M. Boccardo (Econ. politica) démontre clairement, t. 1, p. 63 et suivantes, que des deux causes qui déterminent les prix : 1° l'offre et la demande et 2° les frais de production, la première est la plus puissante, mais il ne dénie pas à la seconde l'action régulatrice qui lui revient.

En somme, les économistes sont d'accord sur les grandes lignes de la théorie, mais les détails, les nuances, même certaines distinctions d'une application plus rare ont leur intérêt; une chose seulement doit être évitée : il ne faut pas vouloir fendre les cheveux.

CHAPITRE XXV

LES TRANSPORTS ET LES MOYENS DE COMMUNICATION

Les frais de production renferment généralement des dépenses causées par le transport, soit des matières premières (1) pour les faire arriver à l'atelier soit des produits fabriqués pour les mettre à la portée du consommateur.

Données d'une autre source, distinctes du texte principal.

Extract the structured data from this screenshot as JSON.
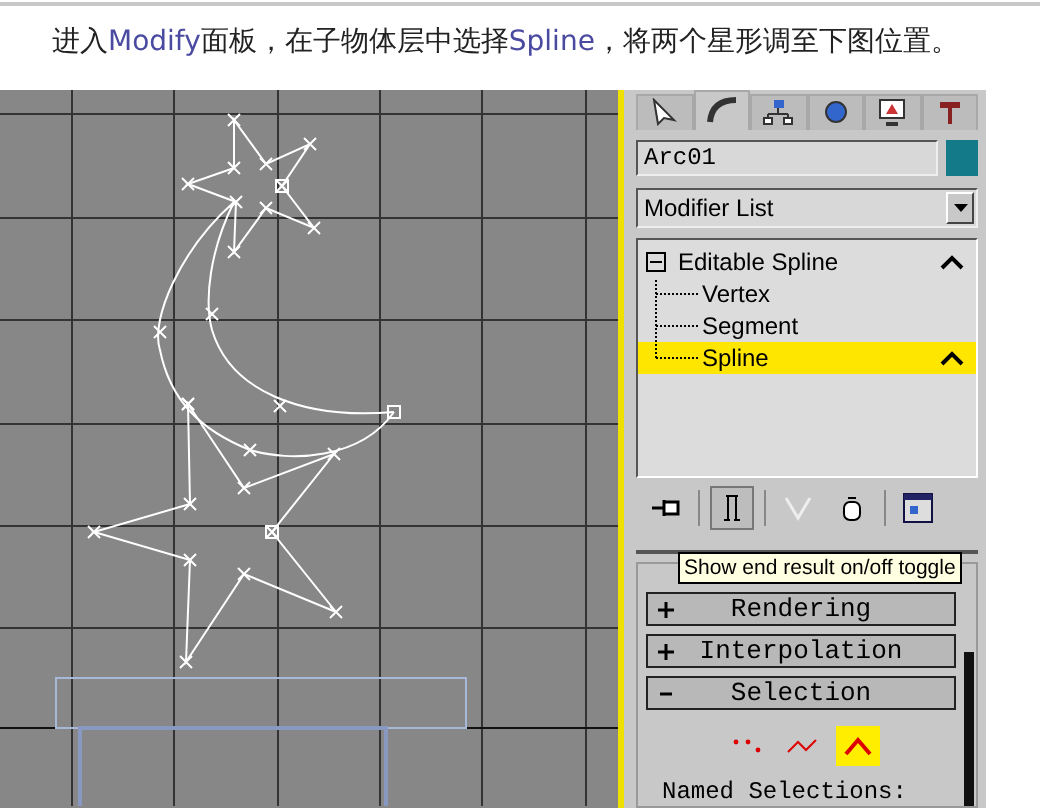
{
  "caption": [
    {
      "text": "进入",
      "kind": "plain"
    },
    {
      "text": "Modify",
      "kind": "term"
    },
    {
      "text": "面板，在子物体层中选择",
      "kind": "plain"
    },
    {
      "text": "Spline",
      "kind": "term"
    },
    {
      "text": "，将两个星形调至下图位置。",
      "kind": "plain"
    }
  ],
  "panel": {
    "tabs": [
      {
        "kind": "create",
        "selected": false
      },
      {
        "kind": "modify",
        "selected": true
      },
      {
        "kind": "hierarchy",
        "selected": false
      },
      {
        "kind": "motion",
        "selected": false
      },
      {
        "kind": "display",
        "selected": false
      },
      {
        "kind": "utilities",
        "selected": false
      }
    ],
    "object_name": "Arc01",
    "modifier_list": "Modifier List",
    "stack": [
      {
        "label": "Editable Spline",
        "expanded": true,
        "selected": false,
        "children": [
          {
            "label": "Vertex",
            "selected": false
          },
          {
            "label": "Segment",
            "selected": false
          },
          {
            "label": "Spline",
            "selected": true
          }
        ]
      }
    ],
    "toolbar": [
      {
        "kind": "pin",
        "pressed": false
      },
      {
        "kind": "end-result",
        "pressed": true
      },
      {
        "kind": "unique",
        "pressed": false
      },
      {
        "kind": "remove",
        "pressed": false
      },
      {
        "kind": "configure",
        "pressed": false
      }
    ],
    "tooltip": "Show end result on/off toggle",
    "rollouts": [
      {
        "title": "Rendering",
        "expanded": false
      },
      {
        "title": "Interpolation",
        "expanded": false
      },
      {
        "title": "Selection",
        "expanded": true
      }
    ],
    "selection_levels": [
      {
        "kind": "vertex",
        "selected": false
      },
      {
        "kind": "segment",
        "selected": false
      },
      {
        "kind": "spline",
        "selected": true
      }
    ],
    "named_selections": "Named Selections:"
  }
}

Le producteur aussi bien que le consommateur ont donc un intérêt marqué à voir baisser le prix des transports.

Depuis que le commerce est né, les hommes se sont préoccupés des moyens de réduire ces dépenses. On sait que, par terre, on a transporté longtemps les marchandises à dos d'hommes et à dos d'animaux, puis sur des véhicules traînés surtout par des chevaux ou des bœufs; le transport par eau remonte également à une haute antiquité, et il avait pris peu à peu un très grand développement. Cependant, les moyens de transport qui ont précédé l'avènement de la vapeur nous paraissent bien primitifs aujourd'hui, mais il serait injuste de les mépriser par terre on avait des routes bien entretenues, des diligences, des malles-poste, des entreprises de roulage partant et arrivant à jours et heures fixes; pour la navigation on avait creusé des canaux, rectifié le cours des fleuves, construit des ports, d'où partaient des voiliers pour les mers les plus lointaines.

(1) Ce mot pris dans le sens le plus large possible, comprenant tous les accessoires.